The fight started when a mutual friend put them in touch with Cincinnati attorney Al Gerhardstein. Gerhardstein knew that the men, now considered legally wed in the federal government’s eyes, would be separated again soon in the eyes of Ohio.

The Supreme Court decision required the federal government to recognize same-sex marriages performed in Maryland and other marriage-equality states, but it didn’t force Ohio to allow or even recognize a gay couple’s legal union.

John Arthur, who was able to witness history and marry the love of his life during his last months, would be listed as unmarried when the Ohio Department of Health had to issue his death certificate.

“They had already accepted what was happening, and they were prepared,” Gerhardstein said of Arthur’s terminal illness. But they weren’t ready to accept being told that the marriage Arthur said made him feel like a full citizen would be wiped off the record of his life.

“We had no plans, no thoughts, no idea whatsoever,” Obergefell said about challenging Ohio’s 2004 constitutional amendment that restricts marriage to opposite-sex couples only.

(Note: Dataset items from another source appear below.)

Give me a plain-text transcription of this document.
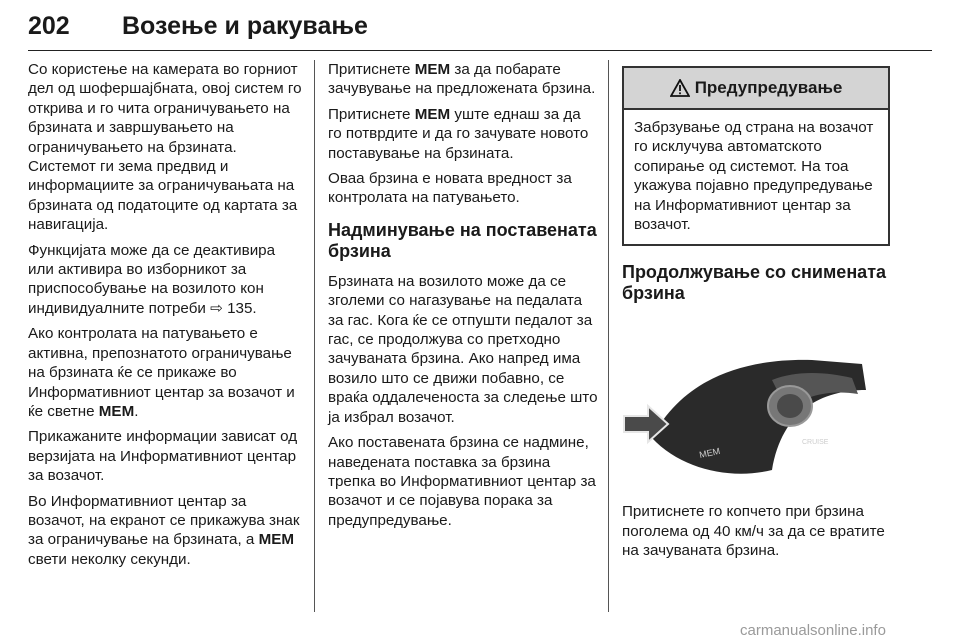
202 Возење и ракување

Со користење на камерата во горниот дел од шофершајбната, овој систем го открива и го чита ограничувањето на брзината и завршувањето на ограничувањето на брзината. Системот ги зема предвид и информациите за ограничувањата на брзината од податоците од картата за навигација.

Функцијата може да се деактивира или активира во изборникот за приспособување на возилото кон индивидуалните потреби ⇨ 135.

Ако контролата на патувањето е активна, препознатото ограничување на брзината ќе се прикаже во Информативниот центар за возачот и ќе светне MEM.

Прикажаните информации зависат од верзијата на Информативниот центар за возачот.

Во Информативниот центар за возачот, на екранот се прикажува знак за ограничување на брзината, а MEM свети неколку секунди.

Притиснете MEM за да побарате зачувување на предложената брзина.

Притиснете MEM уште еднаш за да го потврдите и да го зачувате новото поставување на брзината.

Оваа брзина е новата вредност за контролата на патувањето.

Надминување на поставената брзина

Брзината на возилото може да се зголеми со нагазување на педалата за гас. Кога ќе се отпушти педалот за гас, се продолжува со претходно зачуваната брзина. Ако напред има возило што се движи побавно, се враќа оддалеченоста за следење што ја избрал возачот.

Ако поставената брзина се надмине, наведената поставка за брзина трепка во Информативниот центар за возачот и се појавува порака за предупредување.

Предупредување
Забрзување од страна на возачот го исклучува автоматското сопирање од системот. На тоа укажува појавно предупредување на Информативниот центар за возачот.
Продолжување со снимената брзина
MEM
CRUISE

Притиснете го копчето при брзина поголема од 40 км/ч за да се вратите на зачуваната брзина.

carmanualsonline.info
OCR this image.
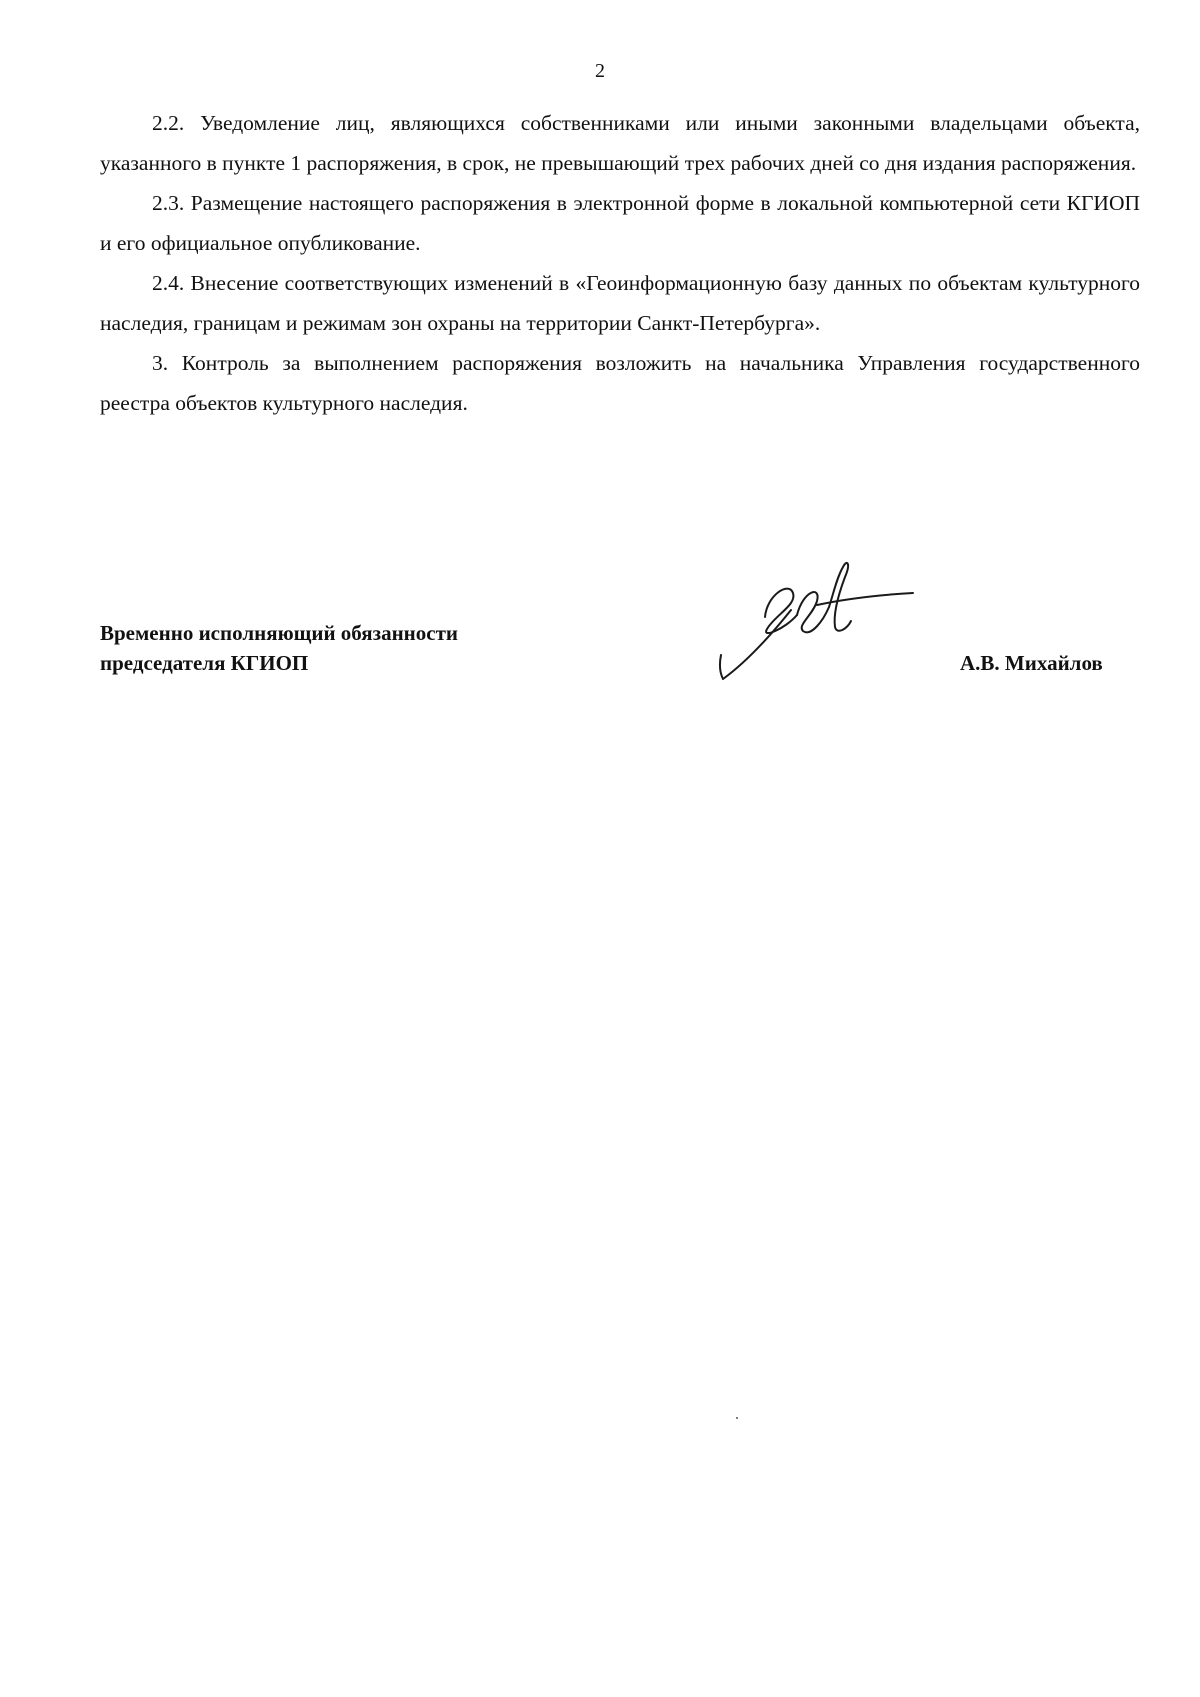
2

2.2. Уведомление лиц, являющихся собственниками или иными законными владельцами объекта, указанного в пункте 1 распоряжения, в срок, не превышающий трех рабочих дней со дня издания распоряжения.

2.3. Размещение настоящего распоряжения в электронной форме в локальной компьютерной сети КГИОП и его официальное опубликование.

2.4. Внесение соответствующих изменений в «Геоинформационную базу данных по объектам культурного наследия, границам и режимам зон охраны на территории Санкт-Петербурга».

3. Контроль за выполнением распоряжения возложить на начальника Управления государственного реестра объектов культурного наследия.

Временно исполняющий обязанности
председателя КГИОП	А.В. Михайлов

In The Cincinnati Enquirer video, he said: “It doesn’t matter to us what Ohio says at this point, because we know that isn’t going to change.”

Now it’s changing in Ohio and all around the country, in no small part because of the lawsuit filed on July 19, 2013, in the US District Court for Southern Ohio.

Obergefell and Arthur suedand won the right – to have Arthur recorded as married and Obergefell recorded as his surviving spouse on the state-issued death certificate. Theirs was the first post-DOMA lawsuit to challenge any part of a state’s marriage ban. The case has been cited repeatedly in the past year as federal judges have rescinded restrictions and demanded recognition of same-sex marriages in state after state.

In Cincinnati, U.S. District Judge Timothy Black issued a temporary restraining order against the state three days later, extended it in August and applied it in December to all death certificates issued by the state for married, gay residents.

Gerhardstein, who represented same-sex couples in a later suit that orders Ohio to recognize all same-sex marriages performed elsewhere, said he was prepared for a long, slow march toward marriage equality.

After two wins in five months, a third federal suit filed by Gerhardstein’s law partner on behalf of Ohio couples seeks total revocation of the state’s marriage ban.

“He said, ‘You realize this will all be on you,’” Obergefell says, recalling a conversation with his husband as they were discussing whether to take on a fight for their rights.

Arthur got to see the couple’s first court victories before his death on Oct. 22. And in addition to the ensuing legal victories for all Ohioans and the precedent set for gay and lesbian Americans nationwide, the lawsuit gave Arthur and Obergefell something else to focus on during Arthur’s final months.

They received more than 300 cards from around the world wishing them well. Friends with whom they had lost touch found them once again. Arthur would get a laugh when news accounts referred to him and his husband as gay activists.

But the activism felt good, Obergefell said.

“So much of our world was out of our control. It gave us both something to fight for. It felt good to push back.”

A federal appeals court will hear Ohio Attorney General Mike DeWine’s appeal of the couple’s legal victory on Aug. 6.

Obergefell feels proud every time he sees a new federal court decision from a new state where a marriage ban has been struck down and equality has been declared the law of the land.

“It means I’m protecting our relationship, our marriage, and I want to do it for everyone else,” he says. “I look at it now and I think, what a great legacy for John.